Suspected Iranian Group Wages Wiper Attacks on IsraelSentinelOne: Malware Disguised as Ransomware
A threat group likely operating from Iran has been attacking Israeli targets for more than a year with the wiper variants Apostle and Deadwood, masking the intrusions as ransomware attacks to confuse defenders, according to SentinelOne.
The security firm, which didn't specify which targets in Israel were attacked, says the incidents took place this year and last, with the wiper functionality used in only some of the attacks.
The threat group, which SentinelOne dubbed Agrius, appears to have links to known Iranian actors, the research report states.
"An analysis of what at first sight appeared to be a ransomware attack revealed new variants of wipers that were deployed in a set of destructive attacks against Israeli targets," says Amitai Ben Sushan Ehrlich, a threat intelligence researcher at SentinelOne. "The operators behind the attacks intentionally masked their activity as ransomware attacks."
Anatomy of an Agrius Attack
The Agrius gang generally uses a VPN service, usually ProtonVPN, to access the target's public-facing applications.
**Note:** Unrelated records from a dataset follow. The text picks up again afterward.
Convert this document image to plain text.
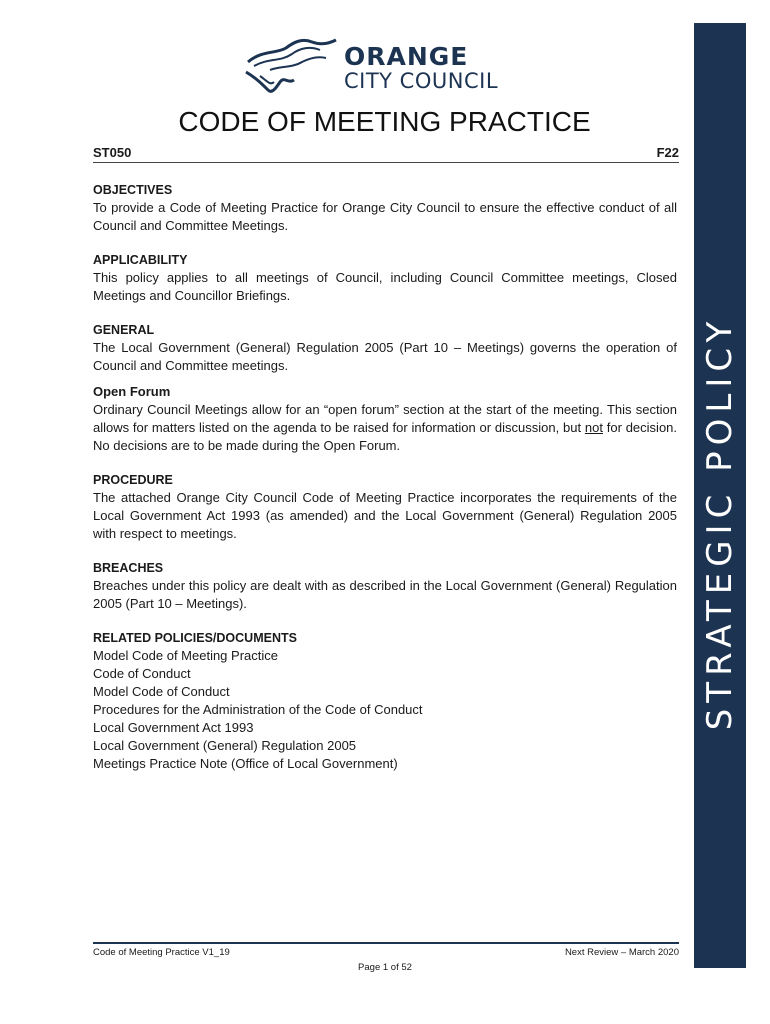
STRATEGIC POLICY
ORANGE
CITY COUNCIL
CODE OF MEETING PRACTICE
ST050	F22
OBJECTIVES
To provide a Code of Meeting Practice for Orange City Council to ensure the effective conduct of all Council and Committee Meetings.
APPLICABILITY
This policy applies to all meetings of Council, including Council Committee meetings, Closed Meetings and Councillor Briefings.
GENERAL
The Local Government (General) Regulation 2005 (Part 10 – Meetings) governs the operation of Council and Committee meetings.
Open Forum
Ordinary Council Meetings allow for an “open forum” section at the start of the meeting. This section allows for matters listed on the agenda to be raised for information or discussion, but not for decision. No decisions are to be made during the Open Forum.
PROCEDURE
The attached Orange City Council Code of Meeting Practice incorporates the requirements of the Local Government Act 1993 (as amended) and the Local Government (General) Regulation 2005 with respect to meetings.
BREACHES
Breaches under this policy are dealt with as described in the Local Government (General) Regulation 2005 (Part 10 – Meetings).
RELATED POLICIES/DOCUMENTS
Model Code of Meeting Practice
Code of Conduct
Model Code of Conduct
Procedures for the Administration of the Code of Conduct
Local Government Act 1993
Local Government (General) Regulation 2005
Meetings Practice Note (Office of Local Government)
Code of Meeting Practice V1_19	Next Review – March 2020
Page 1 of 52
Once inside an application, the group deploys a web shell, typically ASPXSpy, or uses the victim's own VPN service to enter the network, Ehrlich says.
"Agrius uses those web shells to tunnel RDP [remote desktop protocol] traffic to leverage compromised accounts to move laterally. During this phase, the attackers use a variety of publicly available offensive security tools for credential harvesting and lateral movement," he says.
The group maintains persistence using a custom backdoor called IPsec Helper, which is written in .NET and is used to remove data or inject additional malware, Ehrlich says.
The researcher says the same developer likely wrote Apostle and the IPsec Helper backdoor. Prior to the attacks on Israeli targets, other attackers, apparently linked to Iran, used Deadwood in other wiper attacks in the Middle East, Ehrlich says.
SentinelOne's researchers did not discover a direct link to Iran for the series of attacks on Israeli targets. But the Agrius operators uploaded three of the web shell variants to VirusTotal from computers located in Iran, they say. And, for a few attacks launched without using a VPN to obfuscate the source, SentinelOne was able to determine they originated from servers that resolved to Iranian domains, they add.
"Iranian threat actors have a long history of deploying wipers, dating back to 2012 when Iranian hackers deployed the notorious Shamoon malware against Saudi Aramco," Ehrlich says. "Since then, Iranian threat actors have been caught deploying wiper malware in correlation with the regime's interests on several occasions."
Iran has used wiper malware in previous attacks, with the most well-known being the 2012 strike on the oil company Saudi Aramco. The Shamoon malware used in that attack disabled tens of thousands of workstations.
Iran's preference for using this style of attack prompted Christopher Krebs, who was then the director of the Department of Homeland Security's Cybersecurity and Infrastructure Security Agency, to warn U.S. institutions in 2019 that they should shore up their basic cybersecurity defenses (see: DHS: Conflict With Iran Could Spur 'Wiper' Attacks).